Bonjour à toutes et tous,
Je réactive ce sujet car il me parle aujourd'hui.
J'ai lu certaines réponses et en ai survolé d'autres et puis vers la fin, j'ai abandonné, je le reconnais car à la fin la discussion s'est un peu éloignée du sujet et est parti dans un débat intellectuel que j'ai trouvé complexe ( je trouve peut-être que cela s'est éloigné du sujet car je n'ai pas les connaissances nécessaires pour comprendre le débat

).
Je remercie déjà ce site d'échange d'exister.
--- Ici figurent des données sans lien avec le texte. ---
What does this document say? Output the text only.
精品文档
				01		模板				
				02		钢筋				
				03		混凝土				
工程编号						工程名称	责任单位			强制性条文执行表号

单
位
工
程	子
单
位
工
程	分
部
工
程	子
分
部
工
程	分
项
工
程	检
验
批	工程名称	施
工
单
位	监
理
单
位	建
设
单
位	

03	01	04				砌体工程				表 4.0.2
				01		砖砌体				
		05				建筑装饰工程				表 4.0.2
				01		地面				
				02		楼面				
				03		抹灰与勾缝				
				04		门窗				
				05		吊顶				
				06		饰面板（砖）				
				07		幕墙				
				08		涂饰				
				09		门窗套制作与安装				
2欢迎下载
Je suis aujourd'hui dans la même situation que l'auteur du sujet à l'époque "feufollet".
C'est à dire que ce qui me rattache à la religion catholique ne tient qu'à un fil. Je n'ai pas les même raisons que "feufollet".
Mes reproches à la religion catholique sont les suivants :
C'est surtout un reproche. En fait, sur la question du mystère du mal, j'ai souvent été déçu par la façon dont certains religieux l'abordent.
Certains l'abordent d'une façon si doctrinale dans des sermons ou dans des réponses à des questions que pour moi cela manque de "coeur" (cela me fait penser à l'expression "tu n'as pas de cœur" ). D'autres par contre, sont de véritables lumières, humbles, doux, rayonnants mais il faut chercher pour trouver ces lumières.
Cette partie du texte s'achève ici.